When a team makes use of BDD together with an automated tool such as Cucumber, a large number of scenarios are written in feature files. Not every scenario is equally interesting for everyone and for every purpose, so you need a way to do a dynamic curation of the scenarios, and for that you need to have the scenarios marked with a nicely designed system of tags. Remember from Chapter 2, “Behavior-Driven Development as an Example of Living Specifications,” that tags are documentation.
Each scenario can have tags like the following:
1 @acceptancecriteria @specs @returnpolicy @nominalcase @keyexample 2 Scenario: Full reimbursement for return within 30 days 3 ... 4 5 @acceptancecriteria @specs @returnpolicy @nominalcase 6 Scenario: No reimbursement for return beyond 30 days 7 ... 8 9 @specs @returnpolicy @controversial 10 Scenario: No reimbursement for return with no proof of purchase 11 ... 12 13 @specs @returnpolicy @wip @negativecase 14 Scenario: Error for unknown return 15 ...
Note that almost all these tags are totally stable and intrinsic to the scenario they relate to. I say almost because @controversial and @wip (work in progress) are actually not meant to last too long, but they are convenient for a few days or weeks for easy reporting.

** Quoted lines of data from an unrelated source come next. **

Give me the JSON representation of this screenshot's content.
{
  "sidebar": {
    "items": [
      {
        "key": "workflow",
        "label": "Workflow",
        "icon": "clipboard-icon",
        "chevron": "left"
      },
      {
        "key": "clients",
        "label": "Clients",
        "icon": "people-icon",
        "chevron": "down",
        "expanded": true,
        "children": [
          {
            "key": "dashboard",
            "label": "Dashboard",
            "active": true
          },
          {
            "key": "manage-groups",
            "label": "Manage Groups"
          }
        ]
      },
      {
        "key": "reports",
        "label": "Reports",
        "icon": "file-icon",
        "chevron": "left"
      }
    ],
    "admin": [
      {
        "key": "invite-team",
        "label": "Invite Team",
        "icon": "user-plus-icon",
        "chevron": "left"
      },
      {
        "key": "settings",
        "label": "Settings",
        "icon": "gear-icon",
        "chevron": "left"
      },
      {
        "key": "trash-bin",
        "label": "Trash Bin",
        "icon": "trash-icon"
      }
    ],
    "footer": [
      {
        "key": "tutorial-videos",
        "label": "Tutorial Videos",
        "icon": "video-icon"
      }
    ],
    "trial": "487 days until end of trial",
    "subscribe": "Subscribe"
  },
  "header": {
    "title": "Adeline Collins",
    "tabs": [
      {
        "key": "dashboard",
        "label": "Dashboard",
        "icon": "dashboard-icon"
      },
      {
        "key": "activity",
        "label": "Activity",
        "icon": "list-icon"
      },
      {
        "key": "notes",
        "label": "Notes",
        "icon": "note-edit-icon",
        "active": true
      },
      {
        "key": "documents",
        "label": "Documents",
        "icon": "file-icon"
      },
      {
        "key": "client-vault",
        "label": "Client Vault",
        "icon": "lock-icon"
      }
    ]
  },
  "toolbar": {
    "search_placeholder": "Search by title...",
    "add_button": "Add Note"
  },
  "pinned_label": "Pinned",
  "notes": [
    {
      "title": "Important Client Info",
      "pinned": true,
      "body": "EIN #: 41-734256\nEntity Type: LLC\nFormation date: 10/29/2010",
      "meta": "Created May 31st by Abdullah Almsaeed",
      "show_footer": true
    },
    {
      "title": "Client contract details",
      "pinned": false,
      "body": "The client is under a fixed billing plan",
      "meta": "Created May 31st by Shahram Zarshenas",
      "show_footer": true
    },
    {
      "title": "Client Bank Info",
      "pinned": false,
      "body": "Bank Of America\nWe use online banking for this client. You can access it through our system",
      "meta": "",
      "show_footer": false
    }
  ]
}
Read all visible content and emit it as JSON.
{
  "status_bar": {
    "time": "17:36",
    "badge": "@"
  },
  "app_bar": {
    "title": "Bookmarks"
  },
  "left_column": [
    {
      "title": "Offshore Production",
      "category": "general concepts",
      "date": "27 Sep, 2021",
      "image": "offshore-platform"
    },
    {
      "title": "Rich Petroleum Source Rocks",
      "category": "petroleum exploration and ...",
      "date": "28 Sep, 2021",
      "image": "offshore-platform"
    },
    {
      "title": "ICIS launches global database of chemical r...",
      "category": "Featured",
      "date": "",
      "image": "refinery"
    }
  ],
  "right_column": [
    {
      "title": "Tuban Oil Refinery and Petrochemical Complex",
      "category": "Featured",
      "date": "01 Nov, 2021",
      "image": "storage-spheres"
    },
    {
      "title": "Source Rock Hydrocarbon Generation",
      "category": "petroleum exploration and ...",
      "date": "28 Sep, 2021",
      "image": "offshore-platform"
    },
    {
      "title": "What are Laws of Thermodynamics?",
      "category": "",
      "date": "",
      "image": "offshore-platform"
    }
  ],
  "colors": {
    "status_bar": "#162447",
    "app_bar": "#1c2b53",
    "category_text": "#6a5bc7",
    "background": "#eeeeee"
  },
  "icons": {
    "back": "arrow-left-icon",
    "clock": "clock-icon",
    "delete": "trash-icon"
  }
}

Thanks to all these tags, it is easy to extract only a subset of scenarios, by title only or complete with step-by-step descriptions. The following are some examples:
When meeting business experts who have very limited time, perhaps you could focus only on the information tagged @keyexample and @controversial:
1 @keyexample or @controversial Scenarios: 2 - Full reimbursement for return within 30 days 3 - No reimbursement for return with no proof of purchase
When reporting to the sponsor about the progress, the @wip and @pending scenarios are probably more interesting for this audience, along with the proportion of @acceptancecriteria passing green:
1 @wip, @pending or @controversial Scenarios: 2 - Error for unknown return
When onboarding a new team member, going through the @nominalcase scenarios of each @specs section may be enough:
1 @nominalcase Scenarios: 2 - Full reimbursement for return within 30 days 3 - No reimbursement for return beyond 30 days
Compliance officers want everything that is not @wip. However, even in that case, they might want to have the big document show a summary of the @acceptancecriteria first and the rest of the scenarios in addendum.